Lastly, the role that drama as a literary form might play in enhancing doctors’ skills is self-evident.  Doctors need to think of performance as a positive “act” that they can undertake.  Certainly, “to act” often means to pretend in the sense that it is less immediate than ‘reality’ and less authentic than a ‘real’ gesture.  However, it also means “to act” in the sense of  “to do;” in other words, to do something positive and proactive in order to change a pattern of events.  Millions of people around the world have stories involving a doctor who imparted bad news with perceived coldness or disinterest.  The story often runs that the doctor “didn’t care” about the patient’s and/or family’s feelings, particularly the overworked MD in A&E. What price a few short drama classes to teach medical practitioners the basics of human performance?

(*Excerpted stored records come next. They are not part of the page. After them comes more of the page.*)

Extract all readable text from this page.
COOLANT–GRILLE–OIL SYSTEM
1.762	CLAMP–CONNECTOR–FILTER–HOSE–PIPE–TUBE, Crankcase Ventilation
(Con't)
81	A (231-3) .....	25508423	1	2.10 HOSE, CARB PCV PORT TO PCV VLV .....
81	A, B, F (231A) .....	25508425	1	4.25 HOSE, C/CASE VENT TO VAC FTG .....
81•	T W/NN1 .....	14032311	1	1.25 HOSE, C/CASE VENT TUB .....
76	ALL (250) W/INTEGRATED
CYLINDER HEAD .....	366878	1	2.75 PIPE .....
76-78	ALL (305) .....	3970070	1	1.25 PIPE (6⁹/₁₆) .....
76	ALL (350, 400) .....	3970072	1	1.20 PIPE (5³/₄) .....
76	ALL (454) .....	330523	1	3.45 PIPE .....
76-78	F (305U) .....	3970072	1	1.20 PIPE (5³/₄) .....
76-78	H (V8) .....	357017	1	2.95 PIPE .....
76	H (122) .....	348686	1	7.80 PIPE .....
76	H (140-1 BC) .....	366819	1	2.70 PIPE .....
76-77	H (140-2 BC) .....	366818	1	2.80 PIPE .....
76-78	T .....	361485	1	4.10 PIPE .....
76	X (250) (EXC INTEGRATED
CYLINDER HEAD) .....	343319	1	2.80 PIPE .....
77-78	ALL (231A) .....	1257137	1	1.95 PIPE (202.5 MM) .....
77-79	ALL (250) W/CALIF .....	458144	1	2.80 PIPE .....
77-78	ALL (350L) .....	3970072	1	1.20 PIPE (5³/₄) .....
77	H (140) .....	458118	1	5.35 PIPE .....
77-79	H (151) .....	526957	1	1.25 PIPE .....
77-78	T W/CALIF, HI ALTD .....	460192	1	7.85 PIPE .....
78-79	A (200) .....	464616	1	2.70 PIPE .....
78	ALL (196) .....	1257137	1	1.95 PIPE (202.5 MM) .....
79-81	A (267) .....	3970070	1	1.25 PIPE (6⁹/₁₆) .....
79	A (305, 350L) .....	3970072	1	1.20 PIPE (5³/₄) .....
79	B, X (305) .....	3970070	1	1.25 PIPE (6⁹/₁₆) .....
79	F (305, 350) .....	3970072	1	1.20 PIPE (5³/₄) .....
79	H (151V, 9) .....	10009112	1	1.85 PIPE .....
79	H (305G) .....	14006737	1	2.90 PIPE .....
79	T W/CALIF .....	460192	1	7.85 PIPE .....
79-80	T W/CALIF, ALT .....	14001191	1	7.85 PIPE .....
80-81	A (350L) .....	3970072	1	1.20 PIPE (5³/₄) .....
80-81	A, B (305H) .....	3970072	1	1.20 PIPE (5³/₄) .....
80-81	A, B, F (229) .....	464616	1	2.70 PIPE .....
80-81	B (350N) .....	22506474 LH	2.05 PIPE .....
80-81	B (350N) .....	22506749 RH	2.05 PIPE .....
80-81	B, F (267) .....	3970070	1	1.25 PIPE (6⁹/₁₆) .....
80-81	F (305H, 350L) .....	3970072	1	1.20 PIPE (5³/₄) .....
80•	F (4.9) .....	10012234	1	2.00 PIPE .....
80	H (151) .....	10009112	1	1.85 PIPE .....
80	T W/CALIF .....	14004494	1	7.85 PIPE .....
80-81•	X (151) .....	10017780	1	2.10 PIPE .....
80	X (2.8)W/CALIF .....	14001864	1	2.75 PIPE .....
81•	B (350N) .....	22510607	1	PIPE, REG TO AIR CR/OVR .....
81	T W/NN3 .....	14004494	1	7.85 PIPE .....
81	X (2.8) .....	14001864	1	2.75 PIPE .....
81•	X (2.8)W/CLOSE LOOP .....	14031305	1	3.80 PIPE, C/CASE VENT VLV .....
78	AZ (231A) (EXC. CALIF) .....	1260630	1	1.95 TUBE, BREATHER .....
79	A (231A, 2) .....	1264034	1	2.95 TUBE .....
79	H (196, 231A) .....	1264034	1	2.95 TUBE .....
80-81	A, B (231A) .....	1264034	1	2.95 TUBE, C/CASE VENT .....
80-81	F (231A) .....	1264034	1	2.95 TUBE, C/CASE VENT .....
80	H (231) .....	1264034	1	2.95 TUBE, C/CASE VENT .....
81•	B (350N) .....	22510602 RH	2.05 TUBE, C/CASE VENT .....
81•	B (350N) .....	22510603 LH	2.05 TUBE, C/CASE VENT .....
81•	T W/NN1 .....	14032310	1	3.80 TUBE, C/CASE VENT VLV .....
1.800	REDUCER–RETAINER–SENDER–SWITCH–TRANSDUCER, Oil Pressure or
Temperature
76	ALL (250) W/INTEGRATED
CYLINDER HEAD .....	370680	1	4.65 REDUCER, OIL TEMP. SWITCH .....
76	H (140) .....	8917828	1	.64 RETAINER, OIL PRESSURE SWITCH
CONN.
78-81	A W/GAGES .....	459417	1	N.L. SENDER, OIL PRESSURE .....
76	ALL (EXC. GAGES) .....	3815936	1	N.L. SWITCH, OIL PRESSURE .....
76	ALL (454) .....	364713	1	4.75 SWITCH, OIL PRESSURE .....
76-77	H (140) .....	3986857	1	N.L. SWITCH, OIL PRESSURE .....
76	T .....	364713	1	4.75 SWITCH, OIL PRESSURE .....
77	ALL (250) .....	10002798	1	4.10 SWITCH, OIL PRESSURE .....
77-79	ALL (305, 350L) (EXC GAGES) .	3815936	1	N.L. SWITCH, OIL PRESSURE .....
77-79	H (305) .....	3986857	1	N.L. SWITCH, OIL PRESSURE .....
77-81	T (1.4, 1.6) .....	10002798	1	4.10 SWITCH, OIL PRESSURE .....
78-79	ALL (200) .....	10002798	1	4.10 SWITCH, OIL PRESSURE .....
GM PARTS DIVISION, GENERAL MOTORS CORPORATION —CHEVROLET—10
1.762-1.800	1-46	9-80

Learning about eye contact, body language and verbal communication means that armed with these tools, even the most exhausted A&E doctor can “act” positively in comforting family, patients and friends. Further, what if a doctor does not really feel empathy with a particular patient? The benefit of learning how “to act” is that the gesture you made in learning a way to comfort people repays you with equal humanity. To conclude with Shakespeare:

All the world's a stage,
And all the men and women merely players:
They have their exits and their entrances;
And one man in his time plays many parts [7]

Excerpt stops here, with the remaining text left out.